The arbousier reaches maturity in autumn, growing bunched together with next year’s crop of immature white berries.
This often overlooked spiky red berry flourishes all around the Mediterranean, where it is known for its sweet but rather insipid taste.
The exotic looking evergreen shrub with shiny, deep green leaves is so unknown in the English world that it is misleadingly called the strawberry tree.
In French it is called the arbousier, however, its proper name is Arbutus unedo, a name coined after Roman author Pliny the elder apparently claimed “unum tantum edo”, or “I only eat one”, due to the fruit’s plain taste.
Irrespective of this, the shrub is the national tree of Italy, since its green leaves, red fruit and white immature berries display the colours of the flag.

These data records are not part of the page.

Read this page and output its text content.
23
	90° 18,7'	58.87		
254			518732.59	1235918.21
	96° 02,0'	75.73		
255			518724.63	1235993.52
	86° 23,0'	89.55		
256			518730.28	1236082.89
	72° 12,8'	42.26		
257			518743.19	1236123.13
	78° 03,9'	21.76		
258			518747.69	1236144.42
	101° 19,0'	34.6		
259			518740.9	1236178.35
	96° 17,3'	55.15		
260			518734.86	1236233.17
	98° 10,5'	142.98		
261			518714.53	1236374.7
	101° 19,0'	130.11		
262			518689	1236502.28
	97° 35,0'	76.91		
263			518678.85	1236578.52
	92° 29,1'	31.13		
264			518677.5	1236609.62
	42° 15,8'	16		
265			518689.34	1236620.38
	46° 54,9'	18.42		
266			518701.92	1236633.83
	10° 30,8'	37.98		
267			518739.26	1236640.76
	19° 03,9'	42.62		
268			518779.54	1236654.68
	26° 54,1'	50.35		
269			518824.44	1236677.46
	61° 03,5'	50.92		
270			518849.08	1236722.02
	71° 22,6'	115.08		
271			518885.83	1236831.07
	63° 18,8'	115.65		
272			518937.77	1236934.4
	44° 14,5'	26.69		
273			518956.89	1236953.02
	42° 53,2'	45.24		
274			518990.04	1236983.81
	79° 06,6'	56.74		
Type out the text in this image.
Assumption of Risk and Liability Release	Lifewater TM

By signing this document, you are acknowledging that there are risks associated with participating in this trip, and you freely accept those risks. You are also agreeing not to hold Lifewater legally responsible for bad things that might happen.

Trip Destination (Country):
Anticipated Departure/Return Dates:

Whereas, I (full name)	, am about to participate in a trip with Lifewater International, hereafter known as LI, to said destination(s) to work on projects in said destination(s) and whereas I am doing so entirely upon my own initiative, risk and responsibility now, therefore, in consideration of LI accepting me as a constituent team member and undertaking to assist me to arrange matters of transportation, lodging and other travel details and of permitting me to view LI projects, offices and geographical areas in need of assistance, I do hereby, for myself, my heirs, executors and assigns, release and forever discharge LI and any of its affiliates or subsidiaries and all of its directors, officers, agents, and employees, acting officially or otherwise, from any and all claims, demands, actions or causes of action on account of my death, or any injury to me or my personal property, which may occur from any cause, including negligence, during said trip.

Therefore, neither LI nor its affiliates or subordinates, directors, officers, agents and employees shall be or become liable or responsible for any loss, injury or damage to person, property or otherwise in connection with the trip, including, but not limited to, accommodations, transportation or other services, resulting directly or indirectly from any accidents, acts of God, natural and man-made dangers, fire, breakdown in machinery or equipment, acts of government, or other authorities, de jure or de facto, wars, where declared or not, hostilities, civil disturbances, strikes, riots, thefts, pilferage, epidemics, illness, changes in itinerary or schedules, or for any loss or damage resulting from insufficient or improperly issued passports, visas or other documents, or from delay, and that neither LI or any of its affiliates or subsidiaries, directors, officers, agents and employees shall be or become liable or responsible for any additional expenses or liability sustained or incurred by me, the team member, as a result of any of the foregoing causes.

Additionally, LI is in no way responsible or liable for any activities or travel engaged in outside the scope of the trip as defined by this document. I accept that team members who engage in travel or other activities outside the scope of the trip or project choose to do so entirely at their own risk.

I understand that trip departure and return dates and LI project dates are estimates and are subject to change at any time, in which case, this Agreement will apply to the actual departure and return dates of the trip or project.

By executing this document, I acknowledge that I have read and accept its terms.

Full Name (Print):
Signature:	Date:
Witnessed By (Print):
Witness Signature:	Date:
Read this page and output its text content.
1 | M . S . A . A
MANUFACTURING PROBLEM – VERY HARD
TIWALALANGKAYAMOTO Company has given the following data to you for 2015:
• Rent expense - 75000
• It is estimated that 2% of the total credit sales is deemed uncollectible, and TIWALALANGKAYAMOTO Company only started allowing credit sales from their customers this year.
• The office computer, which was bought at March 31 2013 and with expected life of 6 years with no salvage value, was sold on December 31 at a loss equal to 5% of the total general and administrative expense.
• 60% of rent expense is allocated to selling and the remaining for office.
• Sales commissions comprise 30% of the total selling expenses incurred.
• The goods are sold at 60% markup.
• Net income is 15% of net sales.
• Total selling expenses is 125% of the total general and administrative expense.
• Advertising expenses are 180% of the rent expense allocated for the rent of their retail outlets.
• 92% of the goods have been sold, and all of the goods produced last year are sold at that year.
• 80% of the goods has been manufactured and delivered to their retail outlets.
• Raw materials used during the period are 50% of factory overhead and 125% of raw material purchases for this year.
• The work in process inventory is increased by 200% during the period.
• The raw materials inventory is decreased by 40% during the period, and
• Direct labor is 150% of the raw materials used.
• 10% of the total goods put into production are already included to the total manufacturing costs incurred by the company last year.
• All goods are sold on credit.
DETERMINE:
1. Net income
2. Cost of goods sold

Forestry experts have recently suggested that the shrub, which has grown persistently in the Mediterranean region since classical antiquity, could help the recovery of regions affected by forest fires.
It is frequently the first to recover after fires due to its deep, extensive roots that also help to prevent erosion.
The twisting trunks of the Arbutus shrub grow freely in the Mediterranean and can reach up to 10m in height.
Its berries, or arbouses, grow slowly over the course of a year, changing from white, to yellow, to red and covered with a hard shell of spikes. Due to their slow growth, new fruit grows alongside riper fruit.
Once the red shell becomes somewhat soft to the touch, the fruit can be plucked from the shrub.
Only the pulp inside the shell can be eaten, either raw, in jam or as a compote. Connoisseurs find that its slightly bitter taste marries well with alcohol.
Indeed, the fruit was the key ingredient in the Le Ledounat liqueur of Gascony in the 19th Century.